The Millennial Generation Is Abandoning Liberalism
The media claimed that conservatives must become more moderate or face permanent irrelevancy after the supposedly solid liberal millennial generation of 18-29 year olds that overwhelmingly supported reelection of Barack Obama. These dire warnings reminded me of the media geniuses who proclaimed after Jimmy Carter's presidential victory in 1976 that the 18-29 year olds of the Baby Boomer generation would always vote as a liberal bloc. Four years later, Baby Boomers abandoned liberalism and began reliably voting as Ronald Reagan conservatives for the next three decades. As Millennial support of President Obama has plummeted this year, it is liberalism that may again be facing decades of irrelevancy.

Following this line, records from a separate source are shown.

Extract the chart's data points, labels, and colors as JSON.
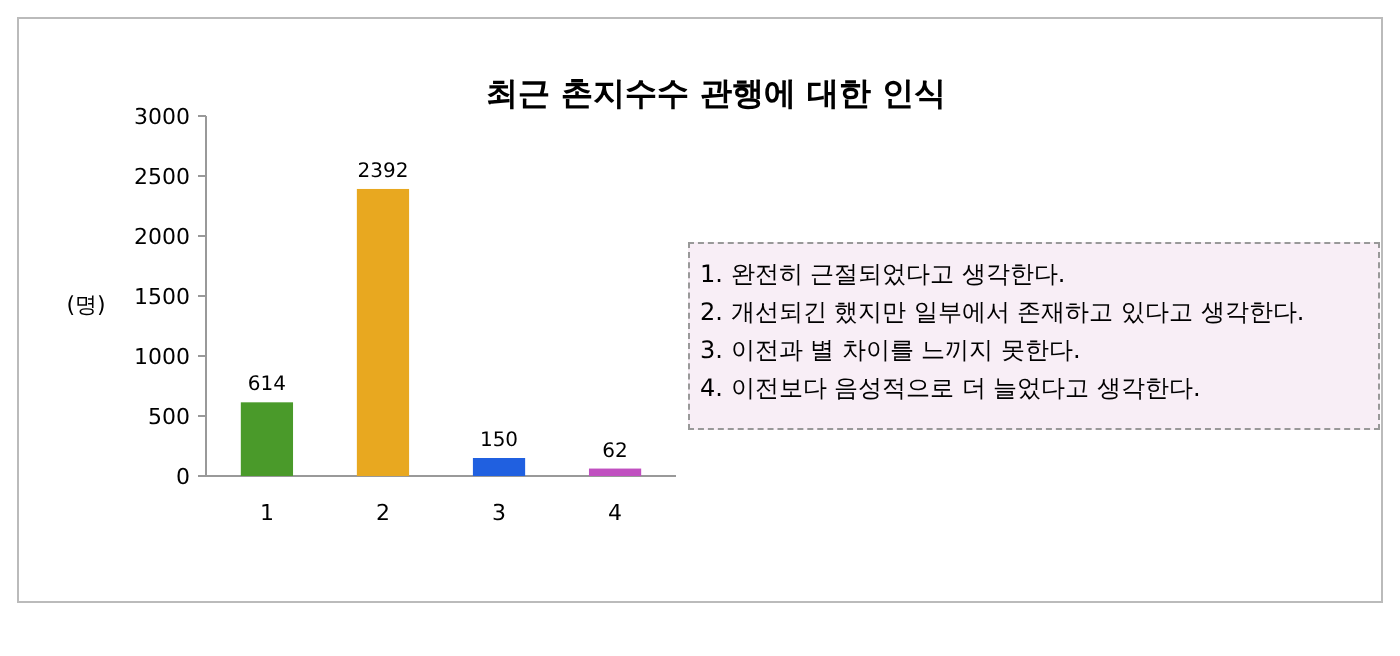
{
  "chart_data": {
    "type": "bar",
    "title": "최근 촌지수수 관행에 대한 인식",
    "ylabel": "(명)",
    "categories": [
      "1",
      "2",
      "3",
      "4"
    ],
    "values": [
      614,
      2392,
      150,
      62
    ],
    "colors": [
      "#4a9a2a",
      "#e8a820",
      "#2060e0",
      "#c050c0"
    ],
    "ylim": [
      0,
      3000
    ],
    "yticks": [
      0,
      500,
      1000,
      1500,
      2000,
      2500,
      3000
    ],
    "data_labels": true,
    "annotations": [
      "1. 완전히 근절되었다고 생각한다.",
      "2. 개선되긴 했지만 일부에서 존재하고 있다고 생각한다.",
      "3. 이전과 별 차이를 느끼지 못한다.",
      "4. 이전보다 음성적으로 더 늘었다고 생각한다."
    ]
  }
}
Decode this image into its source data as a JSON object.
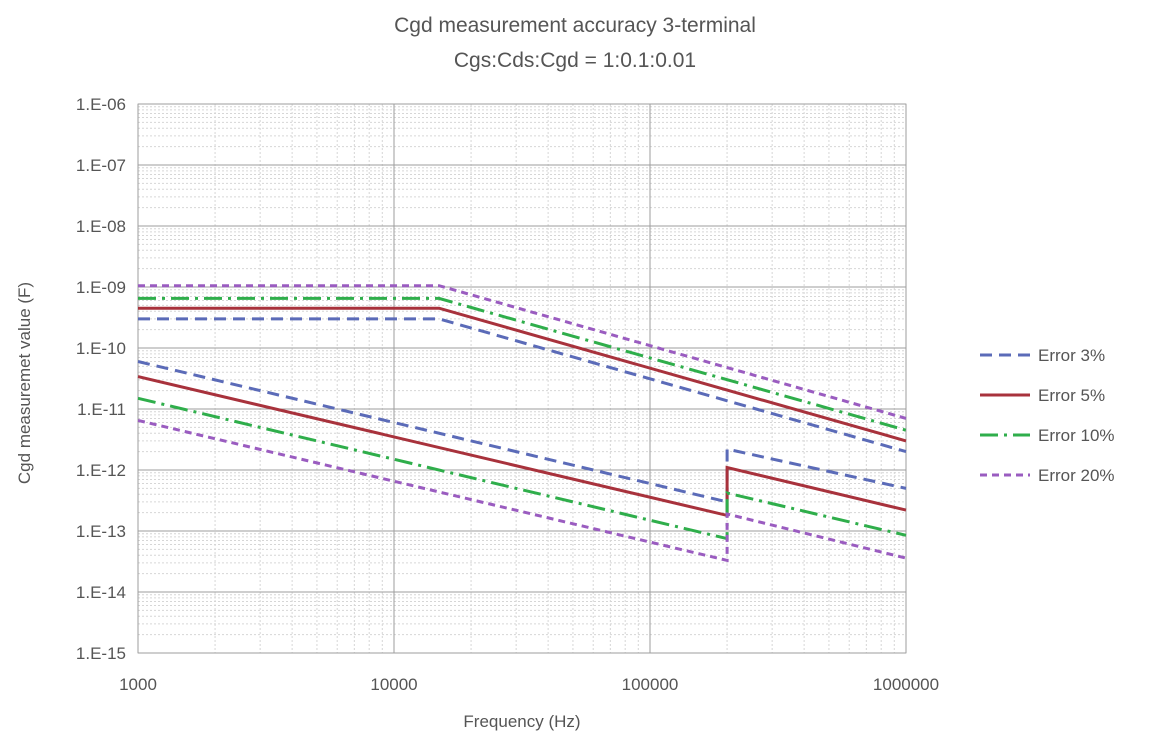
{
  "chart_data": {
    "type": "line",
    "title": "Cgd measurement accuracy 3-terminal",
    "subtitle": "Cgs:Cds:Cgd = 1:0.1:0.01",
    "xlabel": "Frequency (Hz)",
    "ylabel": "Cgd measuremet value (F)",
    "x_scale": "log",
    "y_scale": "log",
    "xlim": [
      1000,
      1000000
    ],
    "ylim": [
      1e-15,
      1e-06
    ],
    "x_ticks": [
      {
        "value": 1000,
        "label": "1000"
      },
      {
        "value": 10000,
        "label": "10000"
      },
      {
        "value": 100000,
        "label": "100000"
      },
      {
        "value": 1000000,
        "label": "1000000"
      }
    ],
    "y_ticks": [
      {
        "value": 1e-06,
        "label": "1.E-06"
      },
      {
        "value": 1e-07,
        "label": "1.E-07"
      },
      {
        "value": 1e-08,
        "label": "1.E-08"
      },
      {
        "value": 1e-09,
        "label": "1.E-09"
      },
      {
        "value": 1e-10,
        "label": "1.E-10"
      },
      {
        "value": 1e-11,
        "label": "1.E-11"
      },
      {
        "value": 1e-12,
        "label": "1.E-12"
      },
      {
        "value": 1e-13,
        "label": "1.E-13"
      },
      {
        "value": 1e-14,
        "label": "1.E-14"
      },
      {
        "value": 1e-15,
        "label": "1.E-15"
      }
    ],
    "grid": true,
    "legend_position": "right",
    "series": [
      {
        "name": "Error 3%",
        "color": "#5b6bb8",
        "dash": "dash",
        "upper": [
          [
            1000,
            3e-10
          ],
          [
            15000,
            3e-10
          ],
          [
            1000000,
            2e-12
          ]
        ],
        "lower": [
          [
            1000,
            6e-11
          ],
          [
            200000,
            3e-13
          ],
          [
            200000,
            2.2e-12
          ],
          [
            1000000,
            5e-13
          ]
        ]
      },
      {
        "name": "Error 5%",
        "color": "#a8323c",
        "dash": "solid",
        "upper": [
          [
            1000,
            4.5e-10
          ],
          [
            15000,
            4.5e-10
          ],
          [
            1000000,
            3e-12
          ]
        ],
        "lower": [
          [
            1000,
            3.4e-11
          ],
          [
            200000,
            1.8e-13
          ],
          [
            200000,
            1.1e-12
          ],
          [
            1000000,
            2.2e-13
          ]
        ]
      },
      {
        "name": "Error 10%",
        "color": "#2fae4b",
        "dash": "dashdot",
        "upper": [
          [
            1000,
            6.5e-10
          ],
          [
            15000,
            6.5e-10
          ],
          [
            1000000,
            4.5e-12
          ]
        ],
        "lower": [
          [
            1000,
            1.5e-11
          ],
          [
            200000,
            7.5e-14
          ],
          [
            200000,
            4.2e-13
          ],
          [
            1000000,
            8.5e-14
          ]
        ]
      },
      {
        "name": "Error 20%",
        "color": "#9a5cc0",
        "dash": "dot",
        "upper": [
          [
            1000,
            1.05e-09
          ],
          [
            15000,
            1.05e-09
          ],
          [
            1000000,
            7e-12
          ]
        ],
        "lower": [
          [
            1000,
            6.5e-12
          ],
          [
            200000,
            3.3e-14
          ],
          [
            200000,
            1.9e-13
          ],
          [
            1000000,
            3.6e-14
          ]
        ]
      }
    ]
  }
}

On Election Day in 2008, 37.4% of incoming freshman women and 30.5% men identified themselves as liberals or leftists, the most in 35 years. This corresponded four years later to 33% of Millennials describing themselves on Election Day 2012 as liberals. Given that Barack Obama lost a majority of the over 29 year old vote by 50% to 48%, it was his 61% to 36% support among 18-29 year olds that swung the election in his favor. The media proclaimed that Obama's reelection was proof the Millennials would power liberalism to dominate American politics for the many decades.
Support for Obama has fallen by 9% since Election Day, but it is the 15% collapse in support by Millennials that is driving Obama's fall. Furthermore, first-year college students self-identifying as liberals has also dropped by five points to 26.4% for men and 32.4% for women.
The media failed to understand that after the 18-29 year olds of the Baby Boomer generation swept Jimmy Carter into the White House in 1976, initial liberal views of youth do not necessarily lock a generation into a lifetime of liberal voting. Carter won heavy Baby Boomer support for his commitment to reestablish government "as good and honest and decent and compassionate and filled with love as are the American people." But after 4 years of poor economic growth, high inflation, rising interest rates, continuing energy crises, and the Iran hostage crisis; Baby Boomers shocked the media by abandoning Carter's well-intentioned liberalism for the blatant conservatism of Ronald Reagan.
In Douglas Brinkley's biography of Carter, The nfinished Presidency, the former president is described as crying on election night because he had:
"lost to a man he thought immoral to the core: an unprincipled but telegenic B-grade Hollywood cowboy who had ridden into the White House on such "patriotic" themes as abhorrence of government, xenophobia, and massive tax cuts. "Reagan is different from me in almost every basic element of commitment and experience and promise to the American people," Carter had said at a town hall meeting in Independence, Missouri, two months earlier. Years later he would go further and state that "allowing Ronald Reagan to become president was by far my biggest failure in office.""
Carter would not acknowledge that his loss of the presidency was not about a failure to communicate as well as Reagan, but rather the failure of his liberal policies to give Baby Boomers a legitimate expectation that their economic future would improve. Carter promised to efficiently manage U.S. government resources to cushion the economic "malaise" the nation was suffering due to outside forces. Ronald Reagan blamed that malaise on our own government's bloated nanny state, whose high taxes and incompetent meddling in the private sector stifled American prosperity. Baby Boomers abandoned Carter's compassionate malaise and voted for Reagan's plan for prosperity.
Barack Obama convinced Millennials to vote for him as the outside change-agent to repudiate the failed economic and foreign policies of both political parties. His campaign manager David Axelrod emphasized in 2008 that America was looking for "the remedy, not the replica." Hillary Clinton and then John McCain were viciously mocked as Washington DC insiders beholden to powerful corporate elites. In 2012, the Obama campaign effectively mocked Mitt Romney as one of those corporate elites.
According to pollster John Zogby, Obama's support from Millennials has suffered a big drop because he hasn't delivered the results he promised in his reelection campaign. Millennials had "high expectations and feel a sense of ownership because of their strong support." While Obama won 61% of the 18-29 year olds' vote in 2012, only 46% now approve of his job as president. "For young people, the failure to stop the rise of student loan rates and the NSA revelations weigh in heavily," said Zogby. Coupled with continuing economic malaise, the millennial generation appears to be abandoning liberalism.